Yesterday’s post about Morocco has me straight back in the medinas. I can’t get my mind off that trip today. So, I figured it may be fun to share a bit about the glorious cuisine in Morocco as a way to channel my memories and tempt your tastebuds.
The interesting thing about Moroccan food is that there are actually a fairly limited number of ingredients, but the way you work with them transforms even the most simple of items into masterpieces. I learned that one day at the charming cafe called Nid’cigogne. Just across the street from the Saadian Tombs, I sat and looked down at the street from the third floor terrace of this simple establishment. After climbing a steep set of stairs, I settled in at the table and gazed out at a couple of storks who were carefully guarding their nests – and potentially engaging in similar people-watching as I.
I had read that Nid’cigogne was a good spot for an authentic, yet simple lunch. Boy did it deliver.
Upon glancing over the menu I noticed very affordable salads, and so I assumed that they’d be an appropriate starter. I selected the sampler of Moroccan salads. As a main course, I asked for a beef kabob sandwich.
Seemed basic, and in many ways it was. But this simple establishment was clearly waiting to teach me a thing or two about what makes these basic dishes so remarkable.
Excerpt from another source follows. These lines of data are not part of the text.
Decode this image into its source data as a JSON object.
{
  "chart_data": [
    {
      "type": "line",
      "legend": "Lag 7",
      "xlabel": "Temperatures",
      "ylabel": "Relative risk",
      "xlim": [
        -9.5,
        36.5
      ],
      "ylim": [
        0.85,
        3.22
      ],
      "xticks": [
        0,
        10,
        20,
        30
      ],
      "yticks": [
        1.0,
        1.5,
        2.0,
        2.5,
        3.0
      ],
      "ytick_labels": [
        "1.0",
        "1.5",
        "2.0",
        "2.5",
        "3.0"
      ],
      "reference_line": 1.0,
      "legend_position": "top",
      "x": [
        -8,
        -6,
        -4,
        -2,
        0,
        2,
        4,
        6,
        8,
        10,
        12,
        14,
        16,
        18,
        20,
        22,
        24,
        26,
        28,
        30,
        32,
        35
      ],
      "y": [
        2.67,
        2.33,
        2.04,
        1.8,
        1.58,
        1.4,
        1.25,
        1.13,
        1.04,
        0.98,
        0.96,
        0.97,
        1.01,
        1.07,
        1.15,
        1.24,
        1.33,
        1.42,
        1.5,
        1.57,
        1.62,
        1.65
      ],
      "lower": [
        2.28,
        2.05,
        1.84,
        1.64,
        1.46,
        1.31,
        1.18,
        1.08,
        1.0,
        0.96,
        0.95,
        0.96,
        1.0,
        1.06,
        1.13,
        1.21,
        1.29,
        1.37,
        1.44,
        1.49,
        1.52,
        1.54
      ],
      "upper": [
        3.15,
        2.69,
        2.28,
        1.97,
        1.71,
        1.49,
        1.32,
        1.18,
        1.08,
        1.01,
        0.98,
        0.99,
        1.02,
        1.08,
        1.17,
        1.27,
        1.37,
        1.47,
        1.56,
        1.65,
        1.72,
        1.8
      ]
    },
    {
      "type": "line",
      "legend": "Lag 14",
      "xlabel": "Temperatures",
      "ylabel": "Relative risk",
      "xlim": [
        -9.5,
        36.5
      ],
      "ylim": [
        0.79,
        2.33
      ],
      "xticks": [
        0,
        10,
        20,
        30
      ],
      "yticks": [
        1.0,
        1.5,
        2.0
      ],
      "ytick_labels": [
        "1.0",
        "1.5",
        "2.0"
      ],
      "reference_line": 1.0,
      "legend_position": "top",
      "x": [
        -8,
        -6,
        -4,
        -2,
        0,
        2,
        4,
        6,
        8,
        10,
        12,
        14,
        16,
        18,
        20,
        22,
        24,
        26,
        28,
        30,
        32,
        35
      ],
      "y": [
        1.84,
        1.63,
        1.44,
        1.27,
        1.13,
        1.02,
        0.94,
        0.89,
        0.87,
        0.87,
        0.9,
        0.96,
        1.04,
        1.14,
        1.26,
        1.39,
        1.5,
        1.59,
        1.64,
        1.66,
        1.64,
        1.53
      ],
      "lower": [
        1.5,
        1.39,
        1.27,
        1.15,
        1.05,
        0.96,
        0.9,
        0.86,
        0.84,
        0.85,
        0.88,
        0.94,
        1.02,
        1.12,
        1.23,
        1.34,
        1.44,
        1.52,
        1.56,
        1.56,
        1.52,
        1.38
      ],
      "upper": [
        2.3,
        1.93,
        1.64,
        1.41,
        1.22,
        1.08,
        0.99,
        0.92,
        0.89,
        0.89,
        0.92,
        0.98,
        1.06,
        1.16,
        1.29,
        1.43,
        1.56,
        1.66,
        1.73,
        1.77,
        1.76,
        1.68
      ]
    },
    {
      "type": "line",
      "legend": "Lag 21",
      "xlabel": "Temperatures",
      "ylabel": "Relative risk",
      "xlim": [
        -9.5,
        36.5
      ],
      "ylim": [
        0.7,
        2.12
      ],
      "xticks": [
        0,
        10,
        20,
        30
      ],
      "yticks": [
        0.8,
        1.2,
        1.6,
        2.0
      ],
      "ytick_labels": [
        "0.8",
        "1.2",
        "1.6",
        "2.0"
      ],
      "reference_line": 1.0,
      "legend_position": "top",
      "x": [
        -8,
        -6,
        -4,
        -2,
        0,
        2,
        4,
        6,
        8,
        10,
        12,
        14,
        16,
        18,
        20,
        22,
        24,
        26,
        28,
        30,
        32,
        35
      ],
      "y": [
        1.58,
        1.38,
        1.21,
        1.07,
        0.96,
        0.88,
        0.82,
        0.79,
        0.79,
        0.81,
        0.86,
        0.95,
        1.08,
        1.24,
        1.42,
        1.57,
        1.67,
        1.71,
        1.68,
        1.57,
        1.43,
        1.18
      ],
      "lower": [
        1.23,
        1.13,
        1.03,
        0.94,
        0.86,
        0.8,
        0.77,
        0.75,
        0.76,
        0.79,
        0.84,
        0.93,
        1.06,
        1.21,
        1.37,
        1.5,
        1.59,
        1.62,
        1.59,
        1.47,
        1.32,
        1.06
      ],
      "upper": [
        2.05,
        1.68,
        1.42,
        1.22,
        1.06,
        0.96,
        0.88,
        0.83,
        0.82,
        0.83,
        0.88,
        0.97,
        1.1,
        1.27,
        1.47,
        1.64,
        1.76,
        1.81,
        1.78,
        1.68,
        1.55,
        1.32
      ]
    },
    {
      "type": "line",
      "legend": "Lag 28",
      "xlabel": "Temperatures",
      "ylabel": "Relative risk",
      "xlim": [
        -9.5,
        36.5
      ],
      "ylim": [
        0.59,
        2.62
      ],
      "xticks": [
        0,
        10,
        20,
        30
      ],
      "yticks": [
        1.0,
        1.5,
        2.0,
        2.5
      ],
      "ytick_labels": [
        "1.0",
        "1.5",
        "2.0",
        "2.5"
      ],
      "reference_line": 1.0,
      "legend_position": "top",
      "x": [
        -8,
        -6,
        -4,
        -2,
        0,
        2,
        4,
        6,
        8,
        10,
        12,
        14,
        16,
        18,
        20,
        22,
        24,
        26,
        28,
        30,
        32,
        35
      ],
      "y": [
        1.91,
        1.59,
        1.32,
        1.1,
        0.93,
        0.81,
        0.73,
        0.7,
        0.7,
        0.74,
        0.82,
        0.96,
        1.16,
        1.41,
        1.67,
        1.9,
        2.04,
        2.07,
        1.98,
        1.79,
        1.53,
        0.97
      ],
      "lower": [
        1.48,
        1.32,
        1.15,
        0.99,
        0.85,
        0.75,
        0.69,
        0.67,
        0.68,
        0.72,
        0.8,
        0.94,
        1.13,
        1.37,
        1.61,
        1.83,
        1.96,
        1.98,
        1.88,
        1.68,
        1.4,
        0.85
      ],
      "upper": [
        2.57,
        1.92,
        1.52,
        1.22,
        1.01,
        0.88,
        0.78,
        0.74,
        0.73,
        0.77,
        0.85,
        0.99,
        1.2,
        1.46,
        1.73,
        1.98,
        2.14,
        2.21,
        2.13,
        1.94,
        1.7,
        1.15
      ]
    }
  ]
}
The salad sampler was HUGE! Truly, I didn’t need any more food than that. For a mere $3, I received three different salads. One was a sweet carrot mixture – served at room temperature, the carrots were cooked al dente and dressed in a vinaigrette of bright olive oil, cumin, parsley, sugar and salt. Another was a cold rice salad with tuna. I honestly wasn’t sure if there were any other ingredients. As a result, you got the true flavor of the fish and the real texture of the rice. Finally, a classic tomato salad with roasted peppers, olive oil, salt, pepper, cumin and onion. All three were alarmingly simple, yet so flavorful.